Highlights of my qualifications:
• Coordinated 10+ large-scale projects ($500K–$5M) from planning to delivery.
• Skilled in Microsoft Project, Procore, and Smartsheet to manage workflows and reporting.
• Strong track record of identifying project risks early and resolving them proactively.
I would welcome the opportunity to bring that same drive and reliability to your team.
Gotta be honest, I had to restart reading 3 times to get though this. A detailed cover letter is great but this packing too many adjectives and taking away impact. Words phrases like “proven track record” “a passion for ensuring seamless communication” are fillers. Show me the how, give me metrics “97% of projects were delivered on time and within budget”
I like bullet points but for impactful examples of your career highlights, that's not the time to be vague. Give examples of achievements that apply to Job description posted. For example if they need someone for vendor coordination, how many vendors have you managed on his many projects before? If you doing budgeting, whats the largest budget you managed?
Stand out by telling your story! Only you have lived it!
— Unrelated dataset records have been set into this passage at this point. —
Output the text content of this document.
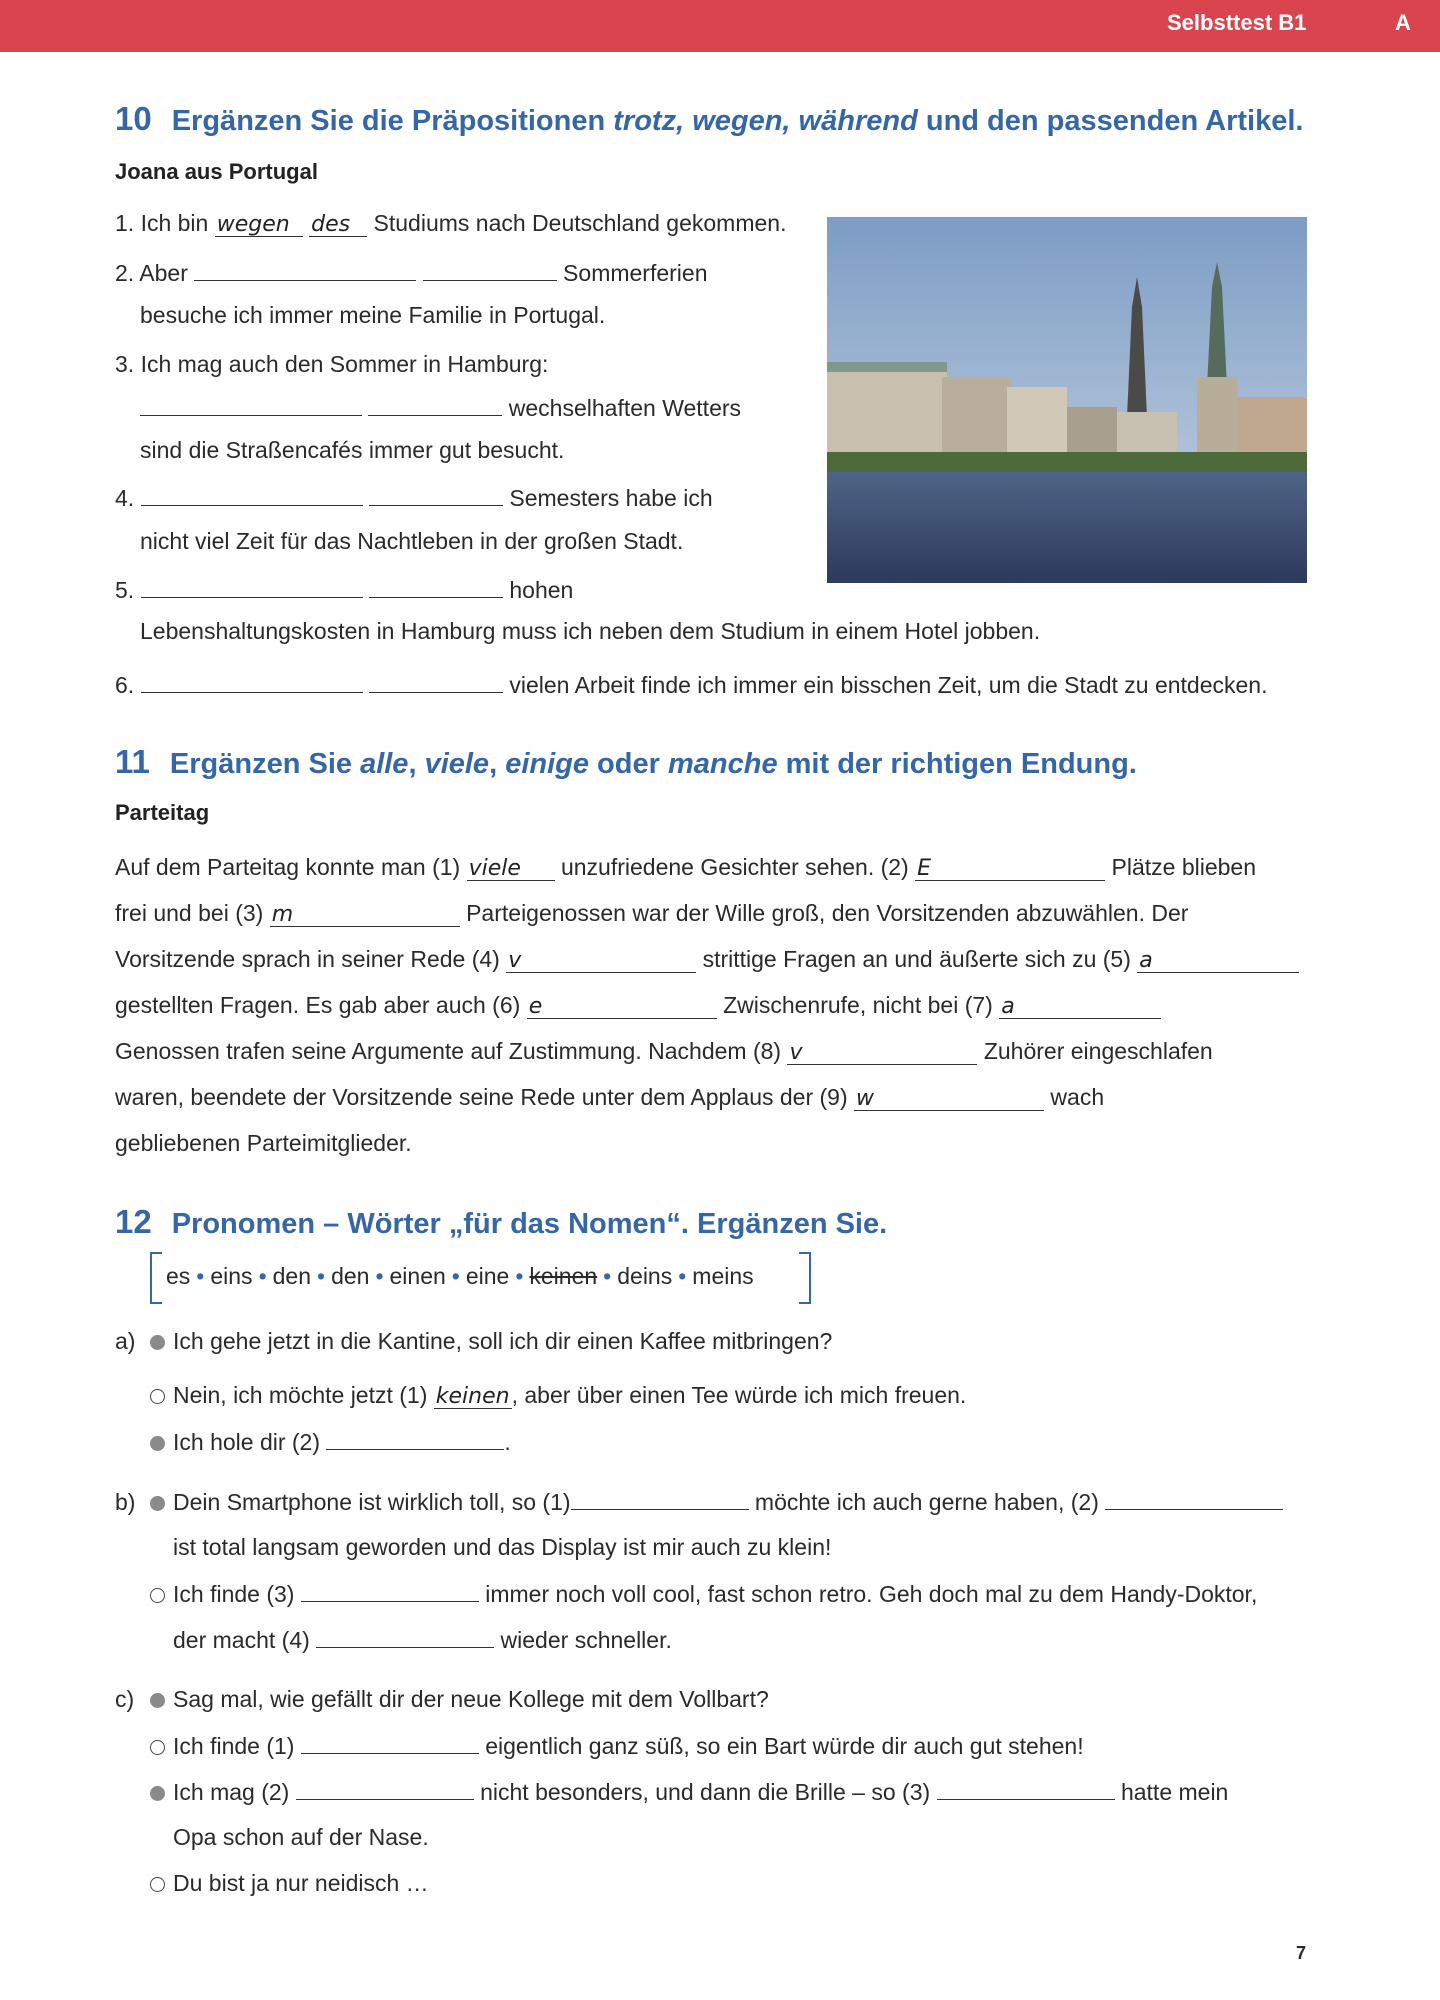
Selbsttest B1	A
10 Ergänzen Sie die Präpositionen trotz, wegen, während und den passenden Artikel.
Joana aus Portugal
1. Ich bin wegen des Studiums nach Deutschland gekommen.
2. Aber	Sommerferien
besuche ich immer meine Familie in Portugal.
3. Ich mag auch den Sommer in Hamburg:
wechselhaften Wetters
sind die Straßencafés immer gut besucht.
4.	Semesters habe ich
nicht viel Zeit für das Nachtleben in der großen Stadt.
5.	hohen
Lebenshaltungskosten in Hamburg muss ich neben dem Studium in einem Hotel jobben.
6.	vielen Arbeit finde ich immer ein bisschen Zeit, um die Stadt zu entdecken.
11 Ergänzen Sie alle, viele, einige oder manche mit der richtigen Endung.
Parteitag
Auf dem Parteitag konnte man (1) viele unzufriedene Gesichter sehen. (2) E	Plätze blieben
frei und bei (3) m	Parteigenossen war der Wille groß, den Vorsitzenden abzuwählen. Der
Vorsitzende sprach in seiner Rede (4) v	strittige Fragen an und äußerte sich zu (5) a
gestellten Fragen. Es gab aber auch (6) e	Zwischenrufe, nicht bei (7) a
Genossen trafen seine Argumente auf Zustimmung. Nachdem (8) v	Zuhörer eingeschlafen
waren, beendete der Vorsitzende seine Rede unter dem Applaus der (9) w	wach
gebliebenen Parteimitglieder.
12 Pronomen – Wörter „für das Nomen“. Ergänzen Sie.
es • eins • den • den • einen • eine • keinen • deins • meins
a) Ich gehe jetzt in die Kantine, soll ich dir einen Kaffee mitbringen?
Nein, ich möchte jetzt (1) keinen, aber über einen Tee würde ich mich freuen.
Ich hole dir (2)	.
b) Dein Smartphone ist wirklich toll, so (1)	möchte ich auch gerne haben, (2)
ist total langsam geworden und das Display ist mir auch zu klein!
Ich finde (3)	immer noch voll cool, fast schon retro. Geh doch mal zu dem Handy-Doktor,
der macht (4)	wieder schneller.
c) Sag mal, wie gefällt dir der neue Kollege mit dem Vollbart?
Ich finde (1)	eigentlich ganz süß, so ein Bart würde dir auch gut stehen!
Ich mag (2)	nicht besonders, und dann die Brille – so (3)	hatte mein
Opa schon auf der Nase.
Du bist ja nur neidisch …
7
Honestly I wouldn’t spend time on a cover letter if you don’t know someone who specifically asked for one. You are better served building a relationship so they know you and not your piece of paper. People hire friends and people they like. Assume you are extremely active on LinkedIn and have great contacts?
Load your resume and the job description into ChatGPT and ask it to score your resume like an ATS. Then review your resume like a skeptical recruiter who sees 500 resumes a day.
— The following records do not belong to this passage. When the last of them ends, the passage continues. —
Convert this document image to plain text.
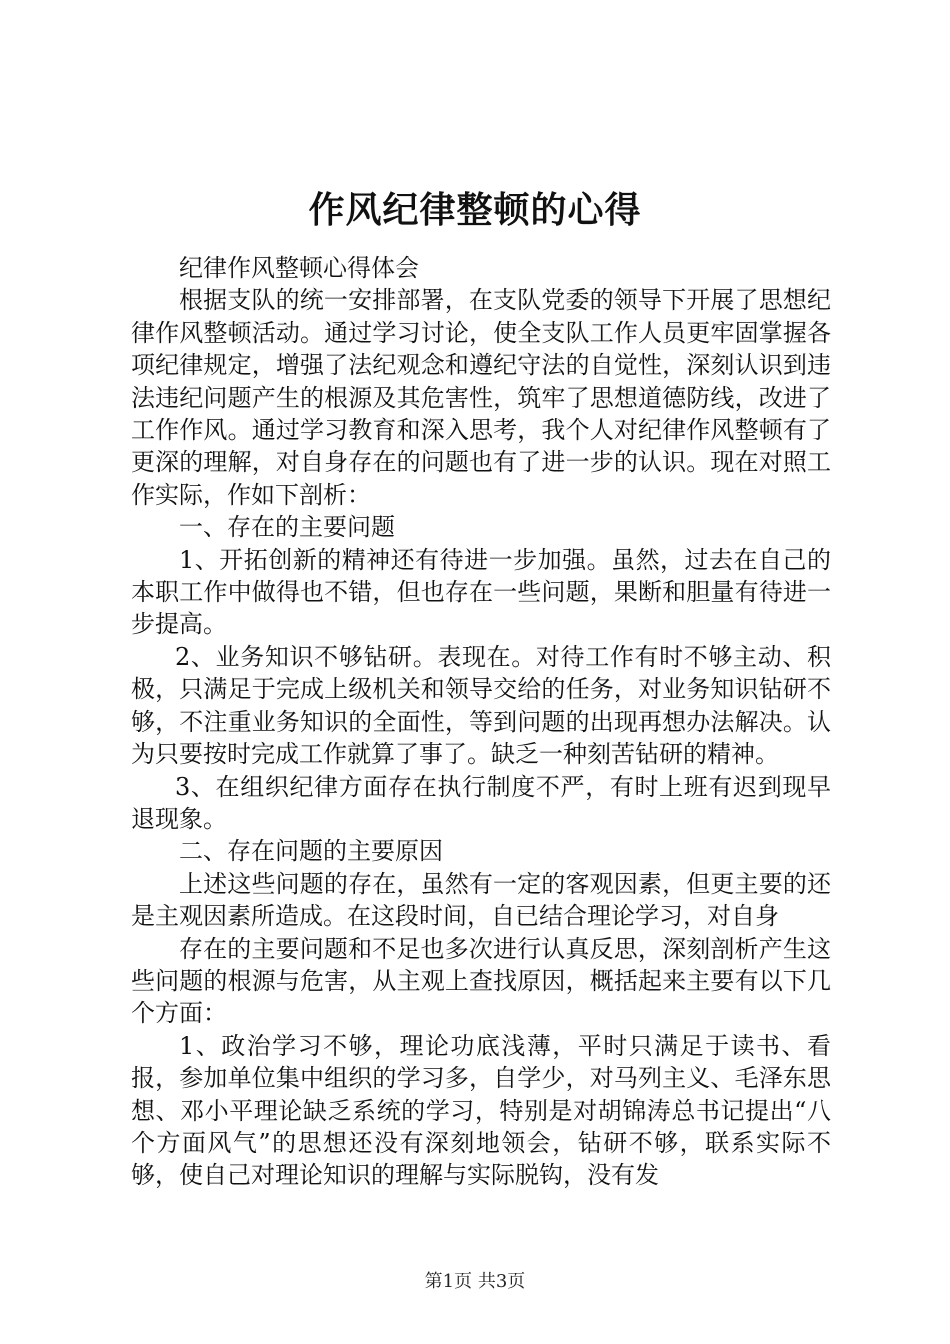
作风纪律整顿的心得

纪律作风整顿心得体会

根据支队的统一安排部署，在支队党委的领导下开展了思想纪律作风整顿活动。通过学习讨论，使全支队工作人员更牢固掌握各项纪律规定，增强了法纪观念和遵纪守法的自觉性，深刻认识到违法违纪问题产生的根源及其危害性，筑牢了思想道德防线，改进了工作作风。通过学习教育和深入思考，我个人对纪律作风整顿有了更深的理解，对自身存在的问题也有了进一步的认识。现在对照工作实际，作如下剖析：

一、存在的主要问题

1、开拓创新的精神还有待进一步加强。虽然，过去在自己的本职工作中做得也不错，但也存在一些问题，果断和胆量有待进一步提高。

2、业务知识不够钻研。表现在。对待工作有时不够主动、积极，只满足于完成上级机关和领导交给的任务，对业务知识钻研不够，不注重业务知识的全面性，等到问题的出现再想办法解决。认为只要按时完成工作就算了事了。缺乏一种刻苦钻研的精神。

3、在组织纪律方面存在执行制度不严，有时上班有迟到现早退现象。

二、存在问题的主要原因

上述这些问题的存在，虽然有一定的客观因素，但更主要的还是主观因素所造成。在这段时间，自已结合理论学习，对自身

存在的主要问题和不足也多次进行认真反思，深刻剖析产生这些问题的根源与危害，从主观上查找原因，概括起来主要有以下几个方面：

1、政治学习不够，理论功底浅薄，平时只满足于读书、看报，参加单位集中组织的学习多，自学少，对马列主义、毛泽东思想、邓小平理论缺乏系统的学习，特别是对胡锦涛总书记提出“八个方面风气”的思想还没有深刻地领会，钻研不够，联系实际不够，使自己对理论知识的理解与实际脱钩，没有发

第1页 共3页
Should give you more feedback. Then fix on thing at a time.
Plug it in to chat gpt and ask it to shorten it while maintaining a professional tone etc… be specific with the prompt and detail you want it more concise.
Ask ChatGPT (in reasoning and search mode):
“What is the best strategy to write a cover letter for a project management position? Provide a complete guide and tips”
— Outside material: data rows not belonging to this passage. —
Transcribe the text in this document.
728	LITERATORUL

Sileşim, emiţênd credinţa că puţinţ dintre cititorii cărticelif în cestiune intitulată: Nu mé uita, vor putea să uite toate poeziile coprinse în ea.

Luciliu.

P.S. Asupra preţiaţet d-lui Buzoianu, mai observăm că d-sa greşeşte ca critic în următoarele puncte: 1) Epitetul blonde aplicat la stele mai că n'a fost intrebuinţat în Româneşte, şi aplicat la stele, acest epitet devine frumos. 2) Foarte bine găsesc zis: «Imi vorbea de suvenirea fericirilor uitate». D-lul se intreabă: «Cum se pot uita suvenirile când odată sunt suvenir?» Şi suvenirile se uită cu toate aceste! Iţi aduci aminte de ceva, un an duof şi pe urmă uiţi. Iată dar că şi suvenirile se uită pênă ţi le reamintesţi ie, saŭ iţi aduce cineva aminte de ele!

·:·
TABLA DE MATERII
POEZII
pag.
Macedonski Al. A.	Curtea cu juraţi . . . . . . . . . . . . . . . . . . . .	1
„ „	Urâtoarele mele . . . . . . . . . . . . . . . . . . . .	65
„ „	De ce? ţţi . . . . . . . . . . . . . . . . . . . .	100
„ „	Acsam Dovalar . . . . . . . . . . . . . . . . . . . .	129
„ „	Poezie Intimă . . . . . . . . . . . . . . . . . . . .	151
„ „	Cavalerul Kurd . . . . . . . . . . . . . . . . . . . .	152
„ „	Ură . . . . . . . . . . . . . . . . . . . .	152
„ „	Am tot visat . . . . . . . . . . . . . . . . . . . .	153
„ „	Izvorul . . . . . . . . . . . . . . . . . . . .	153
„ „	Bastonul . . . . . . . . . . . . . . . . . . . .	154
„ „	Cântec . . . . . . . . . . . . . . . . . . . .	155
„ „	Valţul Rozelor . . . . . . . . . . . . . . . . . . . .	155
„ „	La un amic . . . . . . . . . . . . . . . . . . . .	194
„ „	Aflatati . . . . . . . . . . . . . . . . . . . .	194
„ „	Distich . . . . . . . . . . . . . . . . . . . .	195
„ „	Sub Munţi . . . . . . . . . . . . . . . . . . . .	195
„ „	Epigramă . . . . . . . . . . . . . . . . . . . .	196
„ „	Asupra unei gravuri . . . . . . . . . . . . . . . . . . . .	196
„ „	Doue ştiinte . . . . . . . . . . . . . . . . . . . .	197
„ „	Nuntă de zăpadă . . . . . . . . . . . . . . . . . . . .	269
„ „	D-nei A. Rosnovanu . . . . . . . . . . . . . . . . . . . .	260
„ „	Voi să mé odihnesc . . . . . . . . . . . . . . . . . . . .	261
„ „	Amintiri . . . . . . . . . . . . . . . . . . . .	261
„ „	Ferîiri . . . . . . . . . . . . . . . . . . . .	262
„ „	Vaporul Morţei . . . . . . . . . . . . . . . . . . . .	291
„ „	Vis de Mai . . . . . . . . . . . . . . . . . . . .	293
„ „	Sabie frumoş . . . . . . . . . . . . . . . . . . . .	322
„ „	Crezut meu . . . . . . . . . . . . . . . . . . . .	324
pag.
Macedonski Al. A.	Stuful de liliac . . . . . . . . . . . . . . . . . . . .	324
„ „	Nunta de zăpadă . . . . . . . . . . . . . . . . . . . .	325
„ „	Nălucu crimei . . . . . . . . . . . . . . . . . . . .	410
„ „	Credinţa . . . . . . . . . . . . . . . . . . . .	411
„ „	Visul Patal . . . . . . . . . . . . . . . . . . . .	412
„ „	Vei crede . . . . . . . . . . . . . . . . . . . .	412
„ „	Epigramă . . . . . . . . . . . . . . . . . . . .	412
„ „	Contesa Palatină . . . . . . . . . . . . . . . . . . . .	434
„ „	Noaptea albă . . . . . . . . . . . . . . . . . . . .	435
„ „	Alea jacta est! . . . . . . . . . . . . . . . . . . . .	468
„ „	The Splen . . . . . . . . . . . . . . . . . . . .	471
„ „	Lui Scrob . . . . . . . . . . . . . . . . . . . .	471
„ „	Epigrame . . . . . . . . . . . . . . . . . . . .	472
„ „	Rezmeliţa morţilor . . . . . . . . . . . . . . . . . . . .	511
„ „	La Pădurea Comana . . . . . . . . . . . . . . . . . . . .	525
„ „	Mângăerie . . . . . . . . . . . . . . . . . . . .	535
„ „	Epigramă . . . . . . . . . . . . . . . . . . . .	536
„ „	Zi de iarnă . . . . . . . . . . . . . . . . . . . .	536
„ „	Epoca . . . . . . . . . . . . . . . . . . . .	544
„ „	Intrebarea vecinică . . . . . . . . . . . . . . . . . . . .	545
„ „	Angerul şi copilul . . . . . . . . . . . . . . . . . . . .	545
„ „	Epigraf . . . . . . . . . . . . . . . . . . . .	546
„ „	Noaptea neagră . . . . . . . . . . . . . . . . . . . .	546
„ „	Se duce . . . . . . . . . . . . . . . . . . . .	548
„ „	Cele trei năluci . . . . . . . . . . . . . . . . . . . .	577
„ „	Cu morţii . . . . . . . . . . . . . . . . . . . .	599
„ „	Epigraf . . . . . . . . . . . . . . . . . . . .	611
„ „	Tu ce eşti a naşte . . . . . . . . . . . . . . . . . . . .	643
It will give you a very good strategy to follow.
Here is an extract, with the tips:
4. Best Practices and Tips
• Customize Every Cover Letter: Tailor your content for each job application by aligning your achievements with the specific job requirements.
• Be Concise and Focused: Limit your cover letter to one page, ensuring every sentence adds value.
• Quantify Your Achievements: Use numbers and metrics to provide clear evidence of your success (e.g., “increased efficiency by 20%”).
• Show Genuine Enthusiasm: Explain why you want to work for the company and how their mission aligns with your professional goals.
• Proofread Thoroughly: Check for spelling, grammar, and punctuation errors. A clean, error-free cover letter demonstrates attention to detail—an essential trait for a project manager
5. Additional Tips for Project Managers
• Highlight Leadership and Team Collaboration: Describe instances where you led teams, coordinated with multiple departments, or managed stakeholder expectations.
• Discuss Risk Management and Problem Solving: Project managers must often navigate challenges—include examples of how you have mitigated risks and resolved conflicts.
• Showcase Relevant Tools and Methodologies: Mention any specific project management tools (e.g., MS Project, Jira, Trello) and methodologies (e.g., Agile, Scrum) that you excel in.
• Include a Personal Touch: If appropriate, briefly mention what excites you about the industry or the company’s work to help establish a connection.
I feel like this resume I’m reading doesn’t really show a lot of personality and I see a lot of filler words… I saw a tip where a girl phrased her resume off of how she approaches project management and not like another description off her resume if that makes sense
Wow, you put more time and effort into that one cover letter than I’ve ever put into my actual résumé. And I think it’s great. It might be impressive for an employer to see that but they’re not gonna read all that you may not write a cover letter at all so I wouldn’t spend too much time in the future, putting this much effort into a cover letter.